A l’Université Kofi Annan il y a une bibliothèque moderne, meilleure par rapport à celle du public ; dans un contexte de partenariat, les étudiants de Gamal et de Sonfonia pourraient aussi consulter ses livres. Ils pourraient également bénéficier de l’expertise de certains enseignants étrangers, dont les Universités privées payent les honoraires, en les faisant venir pour des missions.

Cette complémentarité ne peut se réaliser que dans un contexte où les Universités privées respectent certains critères académiques.

Dans ce cas, à notre avis, le rôle de l’Etat est de garantir le respect de ces normes et de ces critères et d’amener les Institutions d’enseignement privées à rehausser leur niveau.
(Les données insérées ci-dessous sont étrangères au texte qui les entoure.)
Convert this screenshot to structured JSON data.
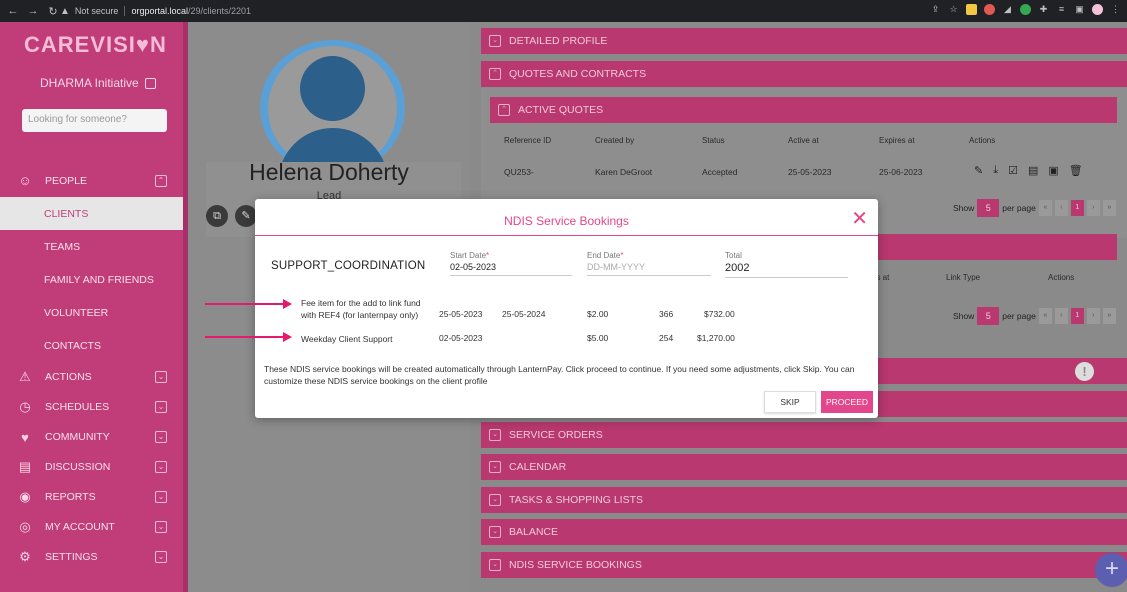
{
  "browser": {
    "security": "Not secure",
    "host": "orgportal.local",
    "path": "/29/clients/2201"
  },
  "sidebar": {
    "logo": "CAREVISI♥N",
    "org": "DHARMA Initiative",
    "search_placeholder": "Looking for someone?",
    "people": "PEOPLE",
    "sub_items": [
      "CLIENTS",
      "TEAMS",
      "FAMILY AND FRIENDS",
      "VOLUNTEER",
      "CONTACTS"
    ],
    "items": [
      "ACTIONS",
      "SCHEDULES",
      "COMMUNITY",
      "DISCUSSION",
      "REPORTS",
      "MY ACCOUNT",
      "SETTINGS"
    ]
  },
  "profile": {
    "name": "Helena Doherty",
    "role": "Lead"
  },
  "panels": {
    "detailed_profile": "DETAILED PROFILE",
    "quotes_contracts": "QUOTES AND CONTRACTS",
    "active_quotes": "ACTIVE QUOTES",
    "service_orders": "SERVICE ORDERS",
    "calendar": "CALENDAR",
    "tasks": "TASKS & SHOPPING LISTS",
    "balance": "BALANCE",
    "ndis_bookings": "NDIS SERVICE BOOKINGS"
  },
  "quotes_table": {
    "headers": [
      "Reference ID",
      "Created by",
      "Status",
      "Active at",
      "Expires at",
      "Actions"
    ],
    "row": [
      "QU253-",
      "Karen DeGroot",
      "Accepted",
      "25-05-2023",
      "25-06-2023"
    ]
  },
  "second_table": {
    "headers": [
      "es at",
      "Link Type",
      "Actions"
    ]
  },
  "pager": {
    "show": "Show",
    "per_page_value": "5",
    "per_page": "per page",
    "current_page": "1",
    "first": "«",
    "prev": "‹",
    "next": "›",
    "last": "»"
  },
  "modal": {
    "title": "NDIS Service Bookings",
    "service": "SUPPORT_COORDINATION",
    "start_label": "Start Date",
    "start_value": "02-05-2023",
    "end_label": "End Date",
    "end_placeholder": "DD-MM-YYYY",
    "total_label": "Total",
    "total_value": "2002",
    "rows": [
      {
        "desc": "Fee item for the add to link fund with REF4 (for lanternpay only)",
        "start": "25-05-2023",
        "end": "25-05-2024",
        "rate": "$2.00",
        "qty": "366",
        "amount": "$732.00"
      },
      {
        "desc": "Weekday Client Support",
        "start": "02-05-2023",
        "end": "",
        "rate": "$5.00",
        "qty": "254",
        "amount": "$1,270.00"
      }
    ],
    "note": "These NDIS service bookings will be created automatically through LanternPay. Click proceed to continue. If you need some adjustments, click Skip. You can customize these NDIS service bookings on the client profile",
    "skip": "SKIP",
    "proceed": "PROCEED"
  },
  "colors": {
    "brand": "#c13d7a",
    "accent": "#e3468a",
    "annotation": "#e31a6e"
  }
}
Il faut reconnaitre qu’il y a de petites Universités qui sont loin de respecter les critères académiques : celles-ci ont tout intérêt à se regrouper pour mutualiser les moyens et conjuguer les efforts.  

Nous allons ainsi parvenir à une situation bien connues dans les Pays Occidentaux, où dans chaque grande ville il y a une Université publique avec deux ou trois grandes Universités privées, qui se présentent comme une alternative de qualité.

Sur le plan économique et social, n’oublions pas non plus que les Universités privées offrent des emplois à des centaines d’enseignants qui peuvent ainsi faire vivre leurs familles et jouir d’un minimum de pouvoir d’achat, nécessaire pour le bon fonctionnement de l’économie nationale.

Les Universités privées favorisent ainsi l’insertion professionnelle des jeunes brillants, tout en les engageant dans un processus de formation continue, à l’instar de plusieurs jeunes enseignants qui sont en train de préparer, à présent, des Masters et des doctorats.